PEN Presents aims to fund literary translators’ work of creating samples, give publishers better access to titles from underrepresented languages and regions, and help diversify the translated literature landscape.
The 13 shortlisted projects, featuring 16 translators, have been awarded grants to create 5,000-word samples, as part of PEN Present’s aim of funding the often-unpaid work of sample translation. The PEN Presents Selection Panel – an international group of seven experts from across the literary sector – elected to award an additional project to the publicised dozen, due to the exceptional quality of the proposals. The shortlisted works include novels, short stories, and a graphic novel. They are:
- Madeleine Arenivar for a translation from the Spanish of Yuliana Ortiz Ruano’s Carnival Fever (Ecuador)
- Maren Baudet-Lackner for a translation from the French of Osvalde Lewat’s The Aquatics (Cameroon)
- James Bennett for a translation from the Spanish of Fernando Molano’s View from a Sidewalk (Colombia)

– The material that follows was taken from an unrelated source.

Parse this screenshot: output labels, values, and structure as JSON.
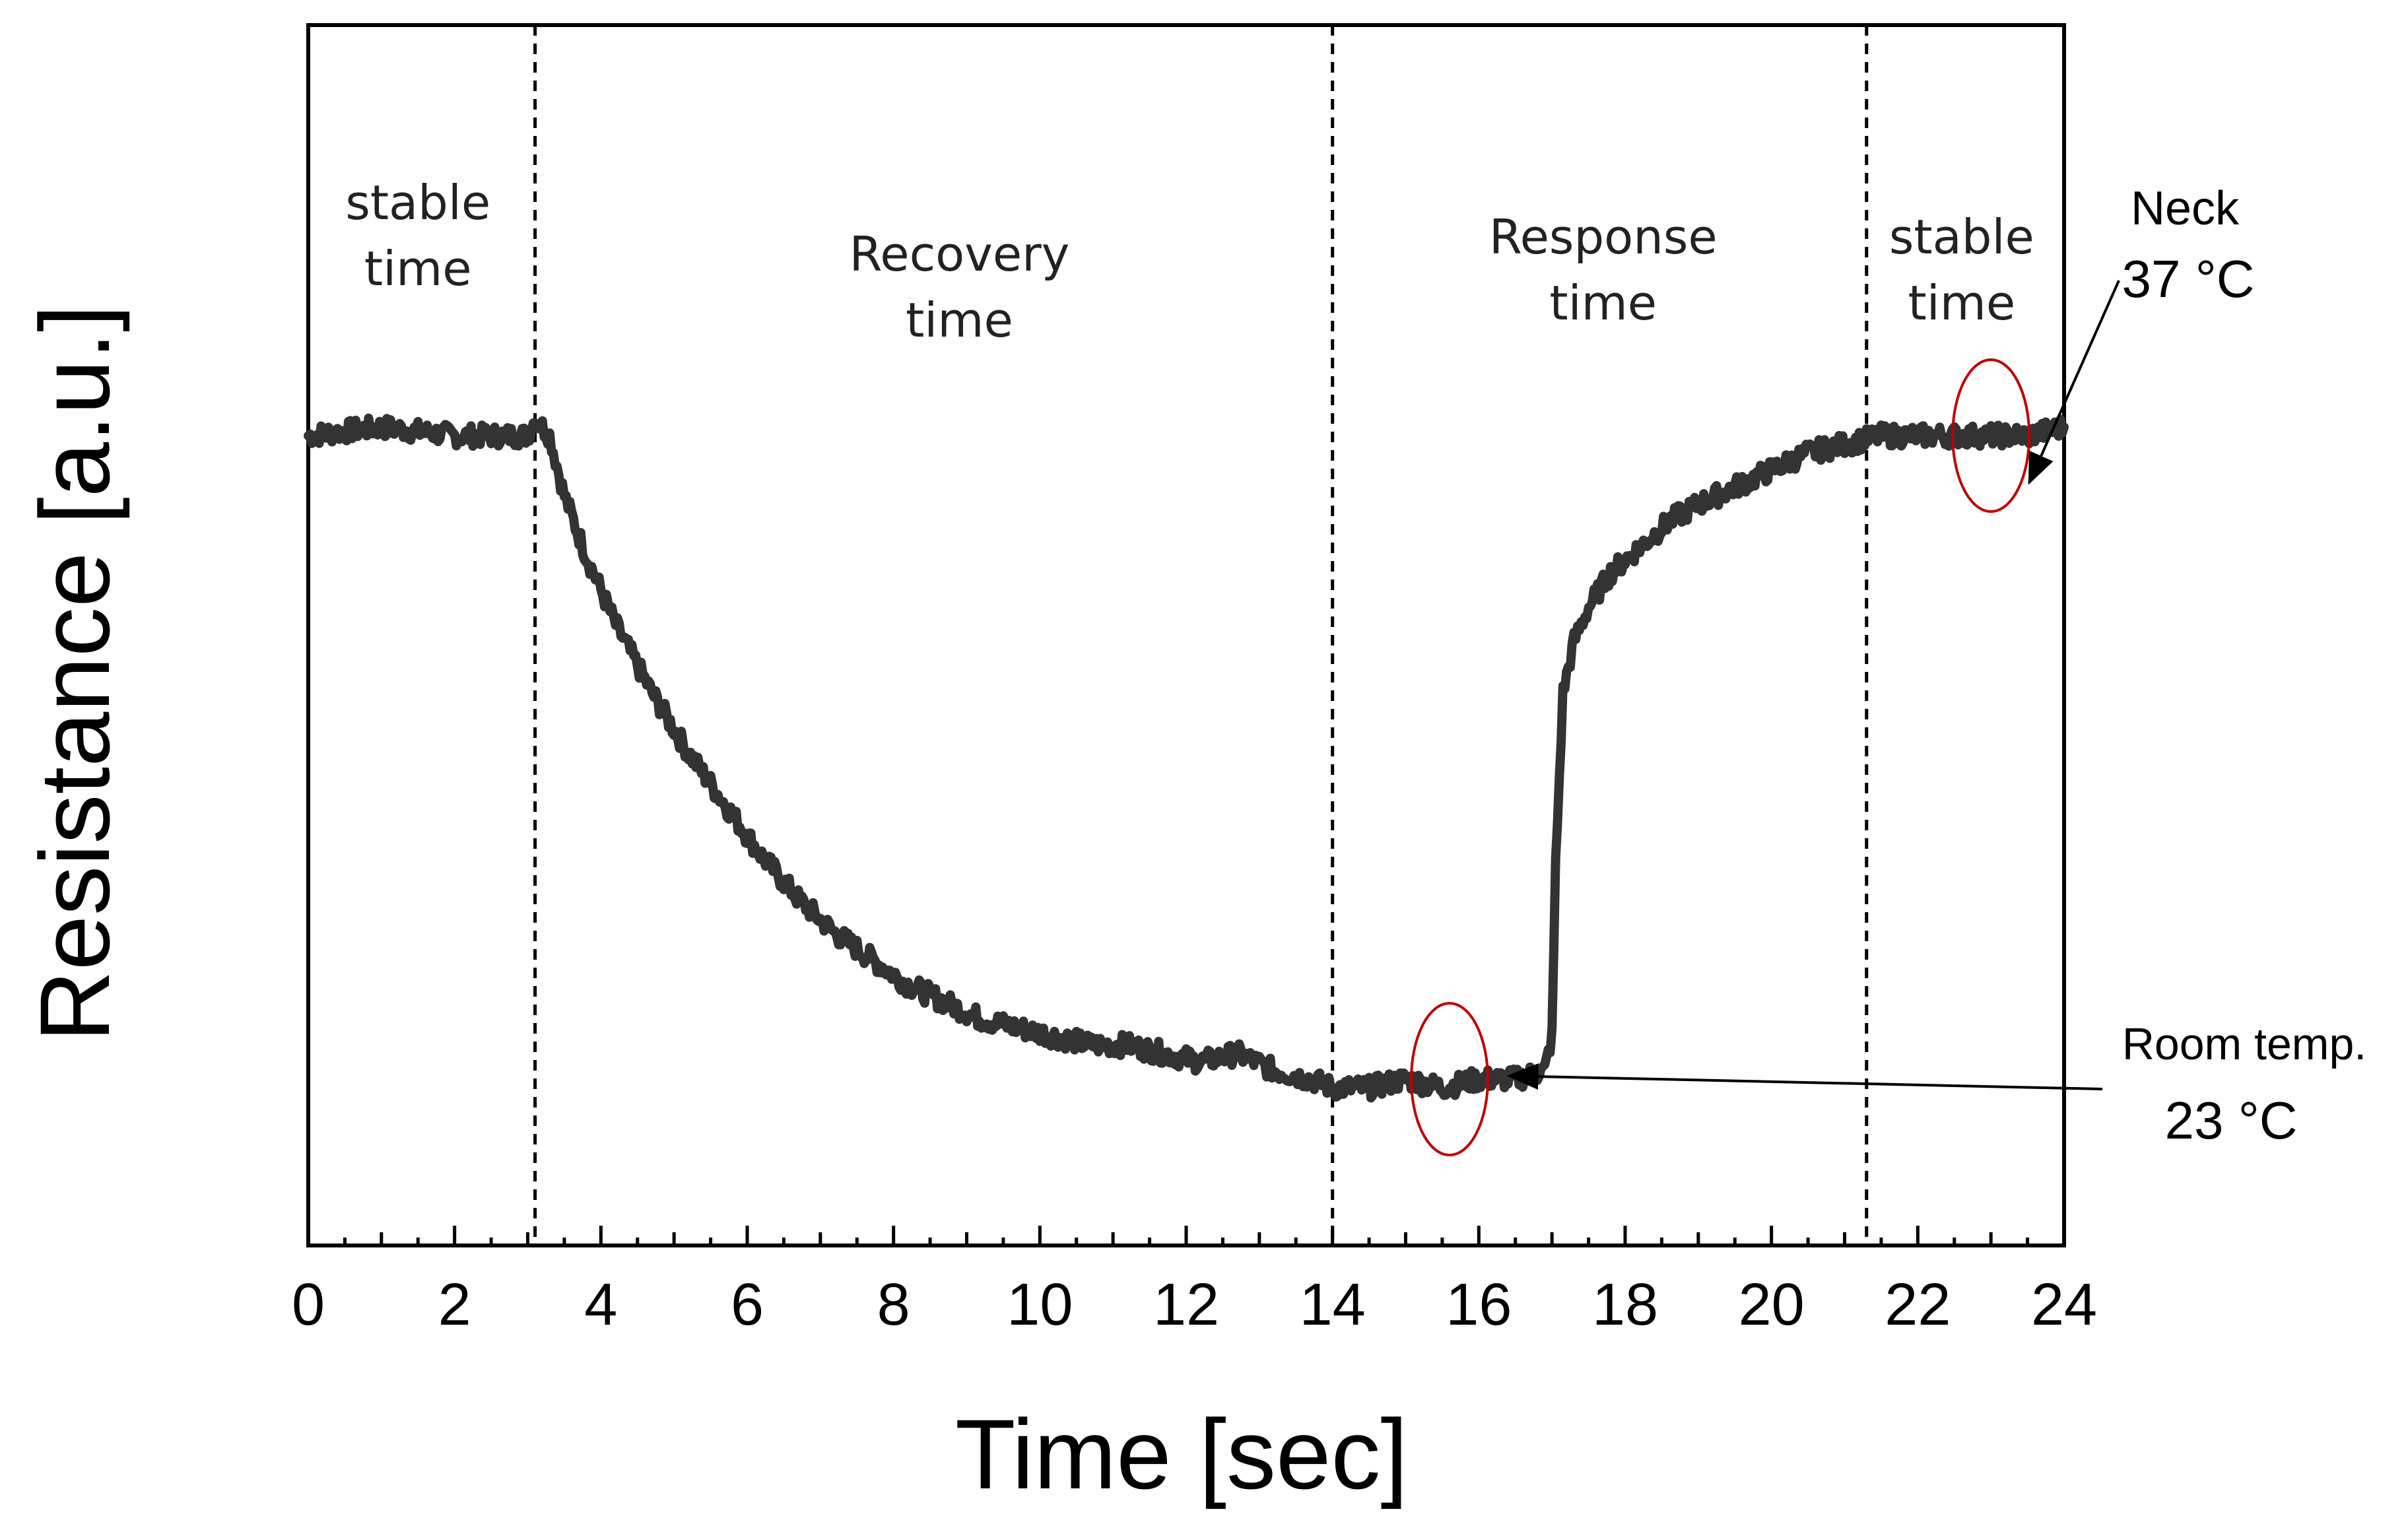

- Ibrahim Fawzy for a translation from the Arabic of Khaled Nasrallah’s The White Line of Night (Kuwait)
- Kayvan Tahmasebian and Rebecca Ruth Gould for a translation from the Persian of Hormoz Shahdadi’s Night of Terror (Iran)
- Jack Hargreaves for a translation from the Taiwanese Mandarin of Chiang-sheng Kuo’s A Time No More (Taiwan)

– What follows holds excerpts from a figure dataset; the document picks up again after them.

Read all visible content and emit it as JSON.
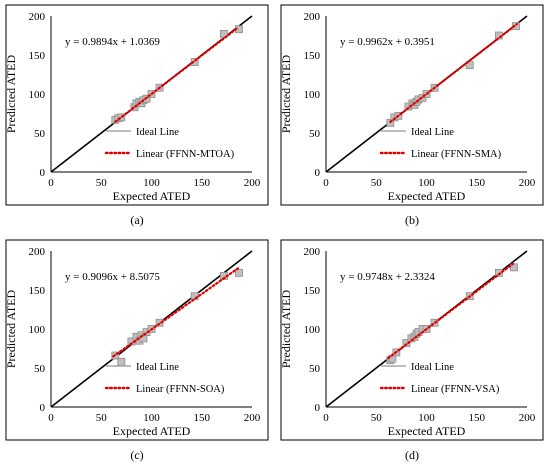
{
  "chart_data": [
    {
      "type": "scatter",
      "panel_label": "(a)",
      "label_letter": "a",
      "xlabel": "Expected ATED",
      "ylabel": "Predicted ATED",
      "xlim": [
        0,
        200
      ],
      "ylim": [
        0,
        200
      ],
      "xticks": [
        "0",
        "50",
        "100",
        "150",
        "200"
      ],
      "yticks": [
        "0",
        "50",
        "100",
        "150",
        "200"
      ],
      "equation": "y = 0.9894x + 1.0369",
      "fit": {
        "slope": 0.9894,
        "intercept": 1.0369,
        "x_range": [
          64,
          186
        ]
      },
      "legend": [
        "Ideal Line",
        "Linear (FFNN-MTOA)"
      ],
      "points": [
        [
          64,
          67
        ],
        [
          67,
          69
        ],
        [
          70,
          70
        ],
        [
          83,
          83
        ],
        [
          85,
          88
        ],
        [
          88,
          90
        ],
        [
          90,
          88
        ],
        [
          92,
          92
        ],
        [
          95,
          94
        ],
        [
          100,
          100
        ],
        [
          108,
          108
        ],
        [
          143,
          141
        ],
        [
          172,
          177
        ],
        [
          187,
          183
        ]
      ]
    },
    {
      "type": "scatter",
      "panel_label": "(b)",
      "label_letter": "b",
      "xlabel": "Expected ATED",
      "ylabel": "Predicted ATED",
      "xlim": [
        0,
        200
      ],
      "ylim": [
        0,
        200
      ],
      "xticks": [
        "0",
        "50",
        "100",
        "150",
        "200"
      ],
      "yticks": [
        "0",
        "50",
        "100",
        "150",
        "200"
      ],
      "equation": "y = 0.9962x + 0.3951",
      "fit": {
        "slope": 0.9962,
        "intercept": 0.3951,
        "x_range": [
          64,
          190
        ]
      },
      "legend": [
        "Ideal Line",
        "Linear (FFNN-SMA)"
      ],
      "points": [
        [
          64,
          63
        ],
        [
          68,
          70
        ],
        [
          72,
          72
        ],
        [
          82,
          84
        ],
        [
          86,
          88
        ],
        [
          88,
          86
        ],
        [
          90,
          90
        ],
        [
          92,
          93
        ],
        [
          96,
          95
        ],
        [
          100,
          100
        ],
        [
          108,
          108
        ],
        [
          143,
          137
        ],
        [
          172,
          175
        ],
        [
          189,
          187
        ]
      ]
    },
    {
      "type": "scatter",
      "panel_label": "(c)",
      "label_letter": "c",
      "xlabel": "Expected ATED",
      "ylabel": "Predicted ATED",
      "xlim": [
        0,
        200
      ],
      "ylim": [
        0,
        200
      ],
      "xticks": [
        "0",
        "50",
        "100",
        "150",
        "200"
      ],
      "yticks": [
        "0",
        "50",
        "100",
        "150",
        "200"
      ],
      "equation": "y = 0.9096x + 8.5075",
      "fit": {
        "slope": 0.9096,
        "intercept": 8.5075,
        "x_range": [
          62,
          186
        ]
      },
      "legend": [
        "Ideal Line",
        "Linear (FFNN-SOA)"
      ],
      "points": [
        [
          64,
          66
        ],
        [
          70,
          58
        ],
        [
          80,
          84
        ],
        [
          85,
          90
        ],
        [
          88,
          85
        ],
        [
          90,
          92
        ],
        [
          92,
          88
        ],
        [
          95,
          96
        ],
        [
          100,
          100
        ],
        [
          108,
          108
        ],
        [
          143,
          142
        ],
        [
          172,
          168
        ],
        [
          187,
          172
        ]
      ]
    },
    {
      "type": "scatter",
      "panel_label": "(d)",
      "label_letter": "d",
      "xlabel": "Expected ATED",
      "ylabel": "Predicted ATED",
      "xlim": [
        0,
        200
      ],
      "ylim": [
        0,
        200
      ],
      "xticks": [
        "0",
        "50",
        "100",
        "150",
        "200"
      ],
      "yticks": [
        "0",
        "50",
        "100",
        "150",
        "200"
      ],
      "equation": "y = 0.9748x + 2.3324",
      "fit": {
        "slope": 0.9748,
        "intercept": 2.3324,
        "x_range": [
          62,
          186
        ]
      },
      "legend": [
        "Ideal Line",
        "Linear (FFNN-VSA)"
      ],
      "points": [
        [
          64,
          60
        ],
        [
          66,
          62
        ],
        [
          70,
          70
        ],
        [
          80,
          82
        ],
        [
          85,
          88
        ],
        [
          88,
          90
        ],
        [
          90,
          94
        ],
        [
          92,
          96
        ],
        [
          96,
          100
        ],
        [
          100,
          100
        ],
        [
          108,
          108
        ],
        [
          143,
          142
        ],
        [
          172,
          172
        ],
        [
          187,
          179
        ]
      ]
    }
  ],
  "colors": {
    "ideal_line": "#000000",
    "fit_line": "#e00000",
    "legend_ideal_swatch": "#a6a6a6",
    "marker_fill": "#bfbfbf",
    "marker_stroke": "#8c8c8c",
    "frame": "#000000"
  }
}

- Jacqueline Leung for a translation from the Chinese of Hon Lai-chu’s Mending Bodies (Hong Kong)
- Rachael McGill for a translation from the French of Sani’s The Dendi Warrior (Niger)
- Nhkum Lu and Lucas Stewart for a translation from the Kachin of the anthology Kachin: Stories from an Uncivil War (Myanmar)

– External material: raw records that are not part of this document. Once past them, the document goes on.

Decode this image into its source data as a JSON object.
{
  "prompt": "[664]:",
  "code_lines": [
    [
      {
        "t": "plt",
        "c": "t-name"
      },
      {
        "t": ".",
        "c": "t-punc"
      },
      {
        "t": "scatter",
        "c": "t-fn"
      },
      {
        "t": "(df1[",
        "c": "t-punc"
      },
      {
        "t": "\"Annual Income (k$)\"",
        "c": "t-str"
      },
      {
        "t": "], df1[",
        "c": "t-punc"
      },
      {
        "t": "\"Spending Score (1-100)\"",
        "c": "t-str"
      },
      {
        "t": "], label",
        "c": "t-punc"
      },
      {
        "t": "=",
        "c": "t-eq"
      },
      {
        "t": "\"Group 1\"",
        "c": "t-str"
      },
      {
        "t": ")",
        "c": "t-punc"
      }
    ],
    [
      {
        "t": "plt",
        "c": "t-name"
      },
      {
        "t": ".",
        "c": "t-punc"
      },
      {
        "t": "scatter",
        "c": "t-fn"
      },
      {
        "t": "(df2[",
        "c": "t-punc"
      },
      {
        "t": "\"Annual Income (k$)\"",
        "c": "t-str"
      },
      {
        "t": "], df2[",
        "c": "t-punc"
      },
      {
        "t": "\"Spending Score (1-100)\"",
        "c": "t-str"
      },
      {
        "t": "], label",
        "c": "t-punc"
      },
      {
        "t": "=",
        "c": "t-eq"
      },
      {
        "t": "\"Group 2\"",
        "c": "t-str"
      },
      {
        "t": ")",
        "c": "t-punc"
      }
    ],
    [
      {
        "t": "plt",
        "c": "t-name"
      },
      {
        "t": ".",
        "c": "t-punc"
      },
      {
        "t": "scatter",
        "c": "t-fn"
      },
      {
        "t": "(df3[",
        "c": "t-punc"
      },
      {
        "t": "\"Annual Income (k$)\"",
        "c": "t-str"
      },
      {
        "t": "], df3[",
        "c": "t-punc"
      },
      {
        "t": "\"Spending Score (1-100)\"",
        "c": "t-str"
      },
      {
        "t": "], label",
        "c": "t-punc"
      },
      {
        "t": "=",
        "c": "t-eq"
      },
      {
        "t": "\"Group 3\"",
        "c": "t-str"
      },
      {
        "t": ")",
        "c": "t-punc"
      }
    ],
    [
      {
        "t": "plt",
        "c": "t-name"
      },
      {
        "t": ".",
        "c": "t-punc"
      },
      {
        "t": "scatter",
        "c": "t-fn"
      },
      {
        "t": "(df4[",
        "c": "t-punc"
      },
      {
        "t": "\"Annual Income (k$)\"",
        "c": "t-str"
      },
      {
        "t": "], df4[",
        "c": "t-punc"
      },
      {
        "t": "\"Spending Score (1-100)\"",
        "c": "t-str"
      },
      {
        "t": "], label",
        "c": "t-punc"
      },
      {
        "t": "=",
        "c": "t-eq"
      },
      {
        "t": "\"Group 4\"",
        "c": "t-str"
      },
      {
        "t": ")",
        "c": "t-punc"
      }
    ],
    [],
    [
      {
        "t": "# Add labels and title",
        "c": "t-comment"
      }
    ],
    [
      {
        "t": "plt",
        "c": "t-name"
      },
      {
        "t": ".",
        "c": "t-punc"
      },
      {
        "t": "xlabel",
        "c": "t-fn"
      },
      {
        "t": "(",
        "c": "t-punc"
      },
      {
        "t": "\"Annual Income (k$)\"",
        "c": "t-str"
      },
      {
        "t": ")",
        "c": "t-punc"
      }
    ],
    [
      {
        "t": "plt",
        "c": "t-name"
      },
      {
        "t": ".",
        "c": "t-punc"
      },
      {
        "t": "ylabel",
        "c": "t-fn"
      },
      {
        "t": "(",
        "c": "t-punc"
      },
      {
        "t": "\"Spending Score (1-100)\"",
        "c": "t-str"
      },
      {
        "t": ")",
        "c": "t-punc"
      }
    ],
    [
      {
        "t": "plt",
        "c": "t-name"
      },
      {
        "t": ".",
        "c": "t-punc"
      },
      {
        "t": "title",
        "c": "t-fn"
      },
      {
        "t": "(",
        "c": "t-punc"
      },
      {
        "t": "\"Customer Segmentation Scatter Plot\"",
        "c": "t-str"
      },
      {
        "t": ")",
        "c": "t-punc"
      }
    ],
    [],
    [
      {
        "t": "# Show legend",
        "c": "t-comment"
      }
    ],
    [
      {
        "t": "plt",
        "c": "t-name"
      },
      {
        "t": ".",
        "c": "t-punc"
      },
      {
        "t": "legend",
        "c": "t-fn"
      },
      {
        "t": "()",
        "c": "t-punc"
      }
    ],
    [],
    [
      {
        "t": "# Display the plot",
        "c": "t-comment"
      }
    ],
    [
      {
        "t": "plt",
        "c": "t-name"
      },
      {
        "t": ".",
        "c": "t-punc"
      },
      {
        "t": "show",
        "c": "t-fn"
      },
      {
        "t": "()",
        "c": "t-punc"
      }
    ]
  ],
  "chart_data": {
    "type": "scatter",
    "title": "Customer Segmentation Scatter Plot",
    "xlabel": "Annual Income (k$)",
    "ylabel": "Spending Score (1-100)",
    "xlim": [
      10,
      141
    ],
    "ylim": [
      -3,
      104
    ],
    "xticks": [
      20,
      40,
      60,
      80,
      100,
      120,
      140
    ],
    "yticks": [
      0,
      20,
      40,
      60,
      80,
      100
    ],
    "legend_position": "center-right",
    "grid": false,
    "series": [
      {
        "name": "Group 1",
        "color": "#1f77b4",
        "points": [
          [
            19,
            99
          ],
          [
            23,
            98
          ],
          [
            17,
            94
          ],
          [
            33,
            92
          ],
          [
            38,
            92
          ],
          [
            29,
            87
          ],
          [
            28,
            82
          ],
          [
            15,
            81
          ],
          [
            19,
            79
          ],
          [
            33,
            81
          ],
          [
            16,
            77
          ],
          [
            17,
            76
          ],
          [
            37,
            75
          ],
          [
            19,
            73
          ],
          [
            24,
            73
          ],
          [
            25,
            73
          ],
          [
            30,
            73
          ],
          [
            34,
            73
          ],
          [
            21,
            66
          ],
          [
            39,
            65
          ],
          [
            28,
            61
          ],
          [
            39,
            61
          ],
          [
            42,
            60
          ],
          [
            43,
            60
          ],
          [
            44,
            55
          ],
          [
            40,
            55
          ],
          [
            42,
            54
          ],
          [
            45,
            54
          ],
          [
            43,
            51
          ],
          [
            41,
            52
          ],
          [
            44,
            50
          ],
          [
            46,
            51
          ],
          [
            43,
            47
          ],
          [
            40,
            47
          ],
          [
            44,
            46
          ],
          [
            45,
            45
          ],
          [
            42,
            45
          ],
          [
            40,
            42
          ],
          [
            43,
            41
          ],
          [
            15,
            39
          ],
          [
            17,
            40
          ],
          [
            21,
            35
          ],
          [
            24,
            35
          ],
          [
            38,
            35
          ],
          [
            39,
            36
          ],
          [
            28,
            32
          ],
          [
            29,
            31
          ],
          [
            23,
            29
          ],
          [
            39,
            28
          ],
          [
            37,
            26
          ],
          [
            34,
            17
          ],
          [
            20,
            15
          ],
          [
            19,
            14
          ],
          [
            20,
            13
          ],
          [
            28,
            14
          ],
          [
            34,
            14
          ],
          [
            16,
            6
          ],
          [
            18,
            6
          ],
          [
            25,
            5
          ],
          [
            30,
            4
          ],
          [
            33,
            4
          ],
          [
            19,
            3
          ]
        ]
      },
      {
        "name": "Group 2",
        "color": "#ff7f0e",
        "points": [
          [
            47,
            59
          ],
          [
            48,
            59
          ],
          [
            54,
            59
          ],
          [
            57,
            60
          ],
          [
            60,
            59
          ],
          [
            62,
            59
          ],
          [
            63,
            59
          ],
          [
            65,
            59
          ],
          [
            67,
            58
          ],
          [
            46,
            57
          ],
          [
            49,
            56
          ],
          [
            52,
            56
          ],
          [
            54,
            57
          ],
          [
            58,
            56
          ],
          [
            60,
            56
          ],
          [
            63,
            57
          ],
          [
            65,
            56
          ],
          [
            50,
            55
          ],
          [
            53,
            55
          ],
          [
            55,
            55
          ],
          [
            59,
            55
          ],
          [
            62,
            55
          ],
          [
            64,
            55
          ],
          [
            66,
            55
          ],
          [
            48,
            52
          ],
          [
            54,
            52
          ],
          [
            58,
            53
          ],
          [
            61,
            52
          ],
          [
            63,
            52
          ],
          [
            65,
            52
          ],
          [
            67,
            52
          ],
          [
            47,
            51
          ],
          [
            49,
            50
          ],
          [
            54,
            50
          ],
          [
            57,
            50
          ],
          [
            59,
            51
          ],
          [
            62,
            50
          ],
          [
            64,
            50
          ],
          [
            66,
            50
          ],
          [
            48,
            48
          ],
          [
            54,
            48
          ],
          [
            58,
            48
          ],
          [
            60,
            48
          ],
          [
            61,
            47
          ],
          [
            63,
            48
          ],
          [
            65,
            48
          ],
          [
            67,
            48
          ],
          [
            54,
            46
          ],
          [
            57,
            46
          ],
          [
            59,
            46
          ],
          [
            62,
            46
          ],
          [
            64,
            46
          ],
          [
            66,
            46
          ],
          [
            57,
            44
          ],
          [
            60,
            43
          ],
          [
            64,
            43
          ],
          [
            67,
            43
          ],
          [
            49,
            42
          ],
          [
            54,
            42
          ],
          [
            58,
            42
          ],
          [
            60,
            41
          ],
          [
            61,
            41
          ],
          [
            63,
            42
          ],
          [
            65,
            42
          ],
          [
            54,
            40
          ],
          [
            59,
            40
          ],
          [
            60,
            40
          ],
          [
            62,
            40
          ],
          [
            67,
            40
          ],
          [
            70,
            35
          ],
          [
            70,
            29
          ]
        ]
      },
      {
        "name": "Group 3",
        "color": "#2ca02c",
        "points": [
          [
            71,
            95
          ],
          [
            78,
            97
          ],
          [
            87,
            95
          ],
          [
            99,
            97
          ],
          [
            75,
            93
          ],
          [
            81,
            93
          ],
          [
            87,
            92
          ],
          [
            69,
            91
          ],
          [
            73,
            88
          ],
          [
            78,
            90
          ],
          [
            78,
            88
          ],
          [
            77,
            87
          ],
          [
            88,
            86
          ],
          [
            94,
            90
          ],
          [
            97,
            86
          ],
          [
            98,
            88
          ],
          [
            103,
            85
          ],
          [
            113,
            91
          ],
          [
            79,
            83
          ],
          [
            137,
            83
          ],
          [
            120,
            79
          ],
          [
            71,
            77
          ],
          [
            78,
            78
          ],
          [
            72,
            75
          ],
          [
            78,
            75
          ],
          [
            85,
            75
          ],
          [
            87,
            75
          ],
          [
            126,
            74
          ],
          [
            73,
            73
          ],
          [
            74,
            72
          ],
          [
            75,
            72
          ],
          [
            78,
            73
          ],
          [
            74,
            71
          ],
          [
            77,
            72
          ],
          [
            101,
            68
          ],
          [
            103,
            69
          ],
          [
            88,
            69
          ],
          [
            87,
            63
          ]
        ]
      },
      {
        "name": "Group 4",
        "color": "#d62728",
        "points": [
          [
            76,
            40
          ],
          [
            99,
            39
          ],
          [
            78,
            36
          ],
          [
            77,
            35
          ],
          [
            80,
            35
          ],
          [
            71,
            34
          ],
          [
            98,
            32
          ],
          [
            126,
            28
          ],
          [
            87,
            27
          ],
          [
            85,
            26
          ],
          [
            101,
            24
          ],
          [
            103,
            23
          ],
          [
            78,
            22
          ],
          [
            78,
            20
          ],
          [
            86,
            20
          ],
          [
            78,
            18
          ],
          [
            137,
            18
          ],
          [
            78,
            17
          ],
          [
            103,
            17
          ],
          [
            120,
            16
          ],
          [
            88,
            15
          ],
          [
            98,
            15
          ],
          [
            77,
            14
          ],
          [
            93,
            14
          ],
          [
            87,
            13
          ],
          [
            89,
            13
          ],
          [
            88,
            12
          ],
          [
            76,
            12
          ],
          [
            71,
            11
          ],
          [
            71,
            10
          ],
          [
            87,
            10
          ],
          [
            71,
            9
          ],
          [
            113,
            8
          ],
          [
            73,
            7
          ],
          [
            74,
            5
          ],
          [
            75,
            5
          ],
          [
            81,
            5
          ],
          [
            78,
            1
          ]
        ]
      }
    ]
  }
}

- Arthur Reiji Morris for a translation from the Japanese of Lee Yongduk’s Before You Kill Me with a Bamboo Spear
- Yuki Tejima for a translation from the Japanese of Hitomi Kanehara’s Unsocial Distance (Japan)
- Tiffany Tsao and Norman Erikson Pasaribu for a translation from the Indonesian of Ziggy Zezsyazeoviennazabrizkie’s Take Care, Noisy Lane (Indonesia)
- Austin Wagner from a translation from the Hungarian of Ádám Nádasdy’s The Bearded Neptune (Hungary)
This round of PEN Presents was open to proposals for translations of works in any language and from any geography, of any era, form, genre and style. The round is in partnership with Translating Women, and supported by an Open Innovation Platform grant from the University of Exeter and the Arts and Humanities Research Council project Changing the Landscape: Diversity and Translated Fiction in the UK Publishing Industry.
Six samples will be chosen from the shortlist by the PEN Presents Selection Panel to be showcased in an issue on the PEN Presents platform, an online catalogue of the most outstanding, original, and bibliodiverse literature not yet published in English translation. They will be given editorial support from English PEN and promoted to UK publishers.
Will Forrester, Translation and International Manager at English PEN, said:
‘It’s telling that the Selection Panel have chosen 13 projects for this shortlist: we received an extraordinary number of outstanding proposals, and even the most exceptional could not be contained by a round dozen awards. It’s also telling that these 13 projects come from 13 different territories, and almost as many languages: it speaks to the volume and diversity of first-rate literature not yet translated into English, and the pressing need to support the talented translators poised to convey these works across linguistic borders. We are excited to be able to support these translators, and to read the samples they will create – the first glimpses of what we’re sure will soon be full-length works capturing the interests of English-language publishers and readers.’
Preti Taneja, Co-chair of English PEN’s Translation Advisory Group, said:
‘From a great number of extremely compelling proposals, the Panel have chosen 13 outstanding projects that we found most unforgettable in their formal approach, their storytelling and voice; from languages across the world. I’m particularly delighted at the range of LGBTQ+ writers of colour, and women translators and authors in our selection. Some of these pitches were so outstanding, I felt bereft when I finished them because I now must wait to read the books. So I look forward to the samples each translator produces, and I know it’s going to be lively as the Panel undertakes the very difficult task of selecting the final six. Congratulations to the shortlist!’
PEN Presents was launched following a 2021 research collaboration between English PEN and the Translating Women project, which consulted with translators, agents, publishers and literature organisations, and found a widespread desire for an initiative supporting and showcasing sample translations.